Have you ever tried coca? Numerous acquaintances of mine are familiar with the powdered form (not me --- I guess the 80s passed me by). I've only chewed the leaves and drunk the tea.

Coca is a sacred part of Andean culture. Since ancient times, spiritual healers have cast coca leaves onto the ground and read the future in them, much as a psychic would purport to read a crystal ball.

Before the Spanish, only Inca nobility were permitted to chew the leaf. Now, even the poorest of souls chew it, if only because it takes the edge off hunger and boosts one's ability to toil at high altitudes.

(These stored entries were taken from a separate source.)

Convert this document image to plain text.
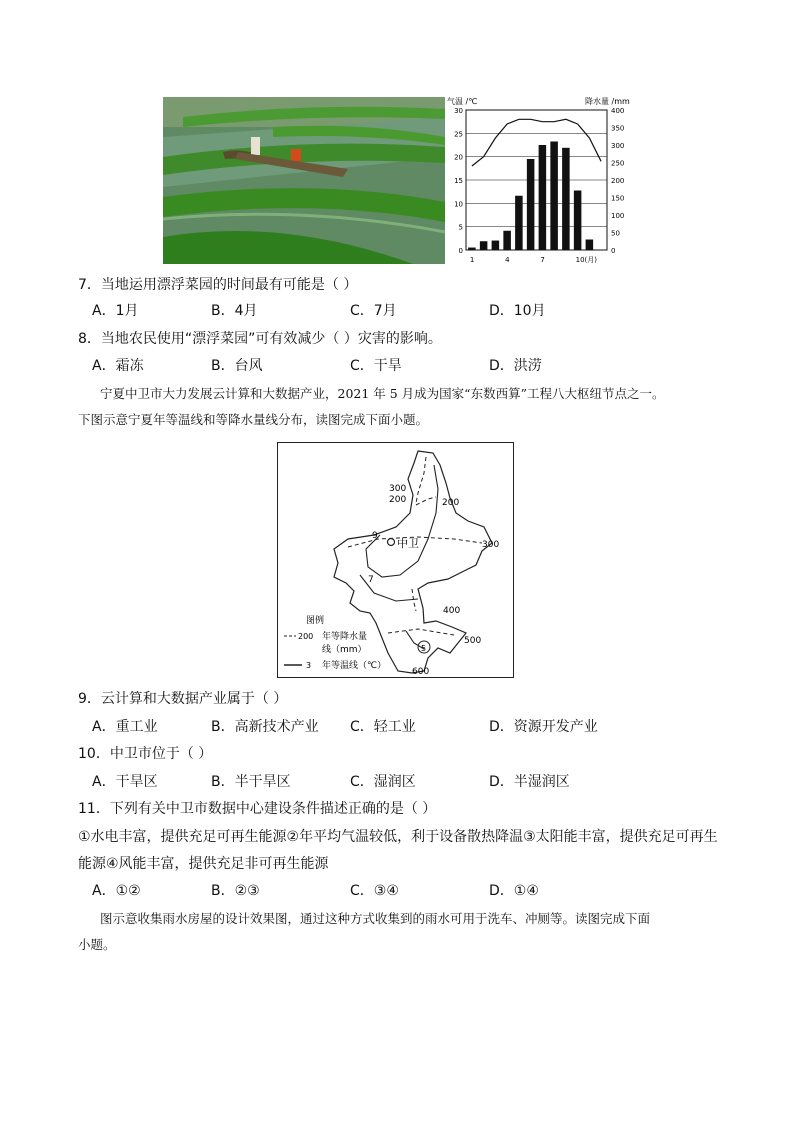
气温 /℃	降水量 /mm
0
5
10
15
20
25
30
0
50
100
150
200
250
300
350
400
1	4	7	10(月)
7．当地运用漂浮菜园的时间最有可能是（ ）
A．1月	B．4月	C．7月	D．10月
8．当地农民使用“漂浮菜园”可有效减少（ ）灾害的影响。
A．霜冻	B．台风	C．干旱	D．洪涝
宁夏中卫市大力发展云计算和大数据产业，2021 年 5 月成为国家“东数西算”工程八大枢纽节点之一。
下图示意宁夏年等温线和等降水量线分布，读图完成下面小题。
中卫
300
200	200
9
300
7
400
500
5
600
图例
200 年等降水量
线（mm）
3 年等温线（℃）
9．云计算和大数据产业属于（ ）
A．重工业	B．高新技术产业 C．轻工业	D．资源开发产业
10．中卫市位于（ ）
A．干旱区	B．半干旱区	C．湿润区	D．半湿润区
11．下列有关中卫市数据中心建设条件描述正确的是（ ）
①水电丰富，提供充足可再生能源②年平均气温较低，利于设备散热降温③太阳能丰富，提供充足可再生
能源④风能丰富，提供充足非可再生能源
A．①②	B．②③	C．③④	D．①④
图示意收集雨水房屋的设计效果图，通过这种方式收集到的雨水可用于洗车、冲厕等。读图完成下面
小题。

Coca leaves are not particularly intoxicating. Considering that it would take bushels of the leaves (rendered down with gallons of toxic chemicals) to create the smallest amount of cocaine, you can imagine how the leaves themselves must not be terribly potent. It's safe to say that the effect of coca in leaf form is just a foreshadowing of the power of the drug. The leaves aren't particularly yummy, either. They're mild and have a slight aftertaste of novacaine.

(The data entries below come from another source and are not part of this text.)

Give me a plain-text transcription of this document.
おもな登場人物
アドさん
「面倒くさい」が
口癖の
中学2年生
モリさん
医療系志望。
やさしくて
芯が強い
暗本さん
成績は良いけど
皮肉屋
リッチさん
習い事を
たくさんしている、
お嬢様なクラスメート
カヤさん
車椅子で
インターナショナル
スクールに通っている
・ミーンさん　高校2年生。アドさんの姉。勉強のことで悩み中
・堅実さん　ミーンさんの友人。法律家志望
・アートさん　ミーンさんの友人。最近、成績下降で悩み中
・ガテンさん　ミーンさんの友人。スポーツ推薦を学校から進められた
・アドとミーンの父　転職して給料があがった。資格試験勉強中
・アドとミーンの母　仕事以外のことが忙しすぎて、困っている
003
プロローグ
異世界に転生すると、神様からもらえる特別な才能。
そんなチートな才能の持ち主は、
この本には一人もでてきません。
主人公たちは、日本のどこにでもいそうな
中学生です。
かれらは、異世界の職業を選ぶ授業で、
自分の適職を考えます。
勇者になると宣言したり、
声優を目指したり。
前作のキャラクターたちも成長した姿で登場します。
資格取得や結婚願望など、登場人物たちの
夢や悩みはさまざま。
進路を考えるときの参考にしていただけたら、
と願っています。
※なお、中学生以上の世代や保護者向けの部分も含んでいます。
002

Coca tea, on the other hand, is quite nice. The flavor is mild and herbaceous, akin to a weak green tea. I've drunk gallons of the stuff, sometimes for pleasure, but mostly in a desperate effort to fight off the headache and nausea that comes with "soroche", or altitude sickness. Coca tea is widely available in supermarkets in PerĂș and Bolivia.

I know that back in the day, cocaine was overtly advertised as one of the active ingredients in Coca-Cola. You'd think the coca would've been long eradicated.* But I was surprised to read the other day that coca is still an ingredient. But don't worry. It's been "decocainized" for your protection.

*Spike is the herbide used by the DEA in Peru (and other Andean countries?) to eradicate coca crops in the mid-t0-late 90s.